We are conducting an offer by means of a procedure commonly called a “modified Dutch auction.” We are offering to purchase for cash our ordinary shares, pursuant to (i) Auction Tenders at prices specified by the tendering shareholders of not less than $30.50 nor greater than $34.50 per share or (ii) Purchase Price Tenders. We are offering to purchase shares having an aggregate purchase price not exceeding $175.0 million. Promptly after 11:59 p.m., New York City time, on December 2, 2014, unless the Offer is extended or terminated (such time, as it may be extended, the “Expiration Time”), we will, upon the terms and subject to the conditions of the Offer, determine a single price per share, the Purchase Price, which will be not less than $30.50 and not greater than $34.50 per share.
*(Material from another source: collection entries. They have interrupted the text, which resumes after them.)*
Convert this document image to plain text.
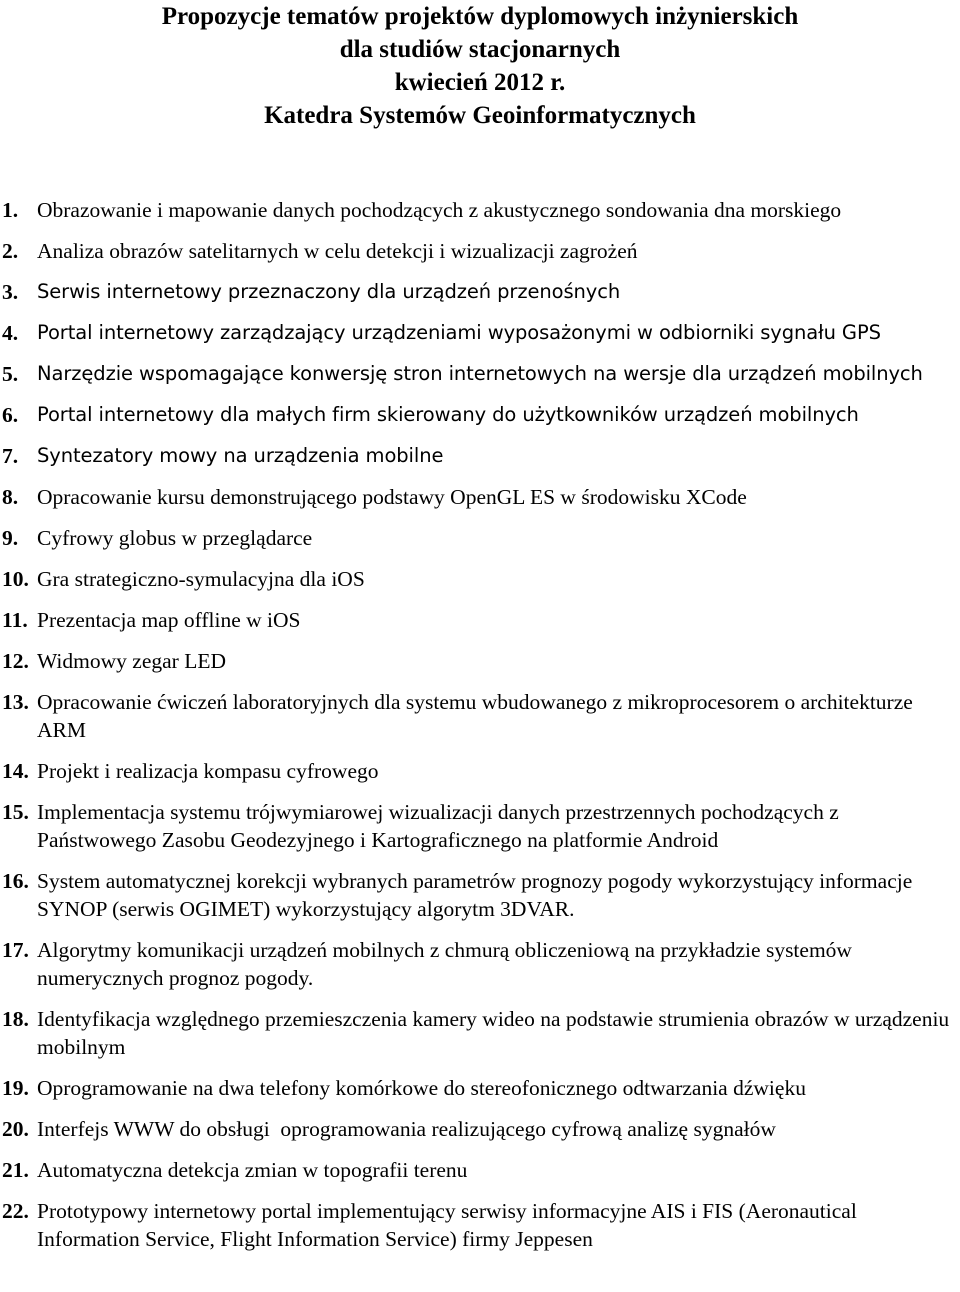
Propozycje tematów projektów dyplomowych inżynierskich
dla studiów stacjonarnych
kwiecień 2012 r.
Katedra Systemów Geoinformatycznych
1. Obrazowanie i mapowanie danych pochodzących z akustycznego sondowania dna morskiego
2. Analiza obrazów satelitarnych w celu detekcji i wizualizacji zagrożeń
3. Serwis internetowy przeznaczony dla urządzeń przenośnych
4. Portal internetowy zarządzający urządzeniami wyposażonymi w odbiorniki sygnału GPS
5. Narzędzie wspomagające konwersję stron internetowych na wersje dla urządzeń mobilnych
6. Portal internetowy dla małych firm skierowany do użytkowników urządzeń mobilnych
7. Syntezatory mowy na urządzenia mobilne
8. Opracowanie kursu demonstrującego podstawy OpenGL ES w środowisku XCode
9. Cyfrowy globus w przeglądarce
10. Gra strategiczno-symulacyjna dla iOS
11. Prezentacja map offline w iOS
12. Widmowy zegar LED
13. Opracowanie ćwiczeń laboratoryjnych dla systemu wbudowanego z mikroprocesorem o architekturze ARM
14. Projekt i realizacja kompasu cyfrowego
15. Implementacja systemu trójwymiarowej wizualizacji danych przestrzennych pochodzących z Państwowego Zasobu Geodezyjnego i Kartograficznego na platformie Android
16. System automatycznej korekcji wybranych parametrów prognozy pogody wykorzystujący informacje SYNOP (serwis OGIMET) wykorzystujący algorytm 3DVAR.
17. Algorytmy komunikacji urządzeń mobilnych z chmurą obliczeniową na przykładzie systemów numerycznych prognoz pogody.
18. Identyfikacja względnego przemieszczenia kamery wideo na podstawie strumienia obrazów w urządzeniu mobilnym
19. Oprogramowanie na dwa telefony komórkowe do stereofonicznego odtwarzania dźwięku
20. Interfejs WWW do obsługi  oprogramowania realizującego cyfrową analizę sygnałów
21. Automatyczna detekcja zmian w topografii terenu
22. Prototypowy internetowy portal implementujący serwisy informacyjne AIS i FIS (Aeronautical Information Service, Flight Information Service) firmy Jeppesen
No proration for Odd Lot holders:

Upon the terms and subject to the conditions of the Offer, if shares having an aggregate purchase price of less than $175.0 million are validly tendered and not validly withdrawn, we will buy all shares validly tendered and not validly withdrawn. Upon the terms and subject to the conditions of the Offer, if the number of shares tendered and not validly withdrawn prior to the Expiration Time would result in an aggregate purchase price of more than $175.0 million, we will purchase shares in the following order of priority:

– First, from all holders of “odd lots” of less than 100 shares who validly tender all of their shares at or below the Purchase Price, and do not validly withdraw them prior to the Expiration Time (tenders of less than all of the shares owned, beneficially or of record, by such “odd lot” shareholders will not qualify for this preference);

– Second, from all other shareholders who validly tender shares at or below the Purchase Price, and do not validly withdraw them prior to the Expiration Time (except for shareholders who tendered shares conditionally for which the condition was not satisfied), on a pro rata basis if necessary, with appropriate adjustments to avoid the purchase of fractional shares, until we have purchased shares resulting in an aggregate purchase price of $175.0 million;

Source of Funds:

Assuming that the Offer is fully subscribed, we expect the aggregate purchase price for the shares, together with all related fees and expenses, to be approximately $177 million. We intend to fund any purchase of shares pursuant to the Offer, including the related fees and expenses, from funds borrowed under our Credit Facility and, to the extent necessary, cash on hand. There is no financing condition to the Offer, though the Offer is subject to certain other conditions.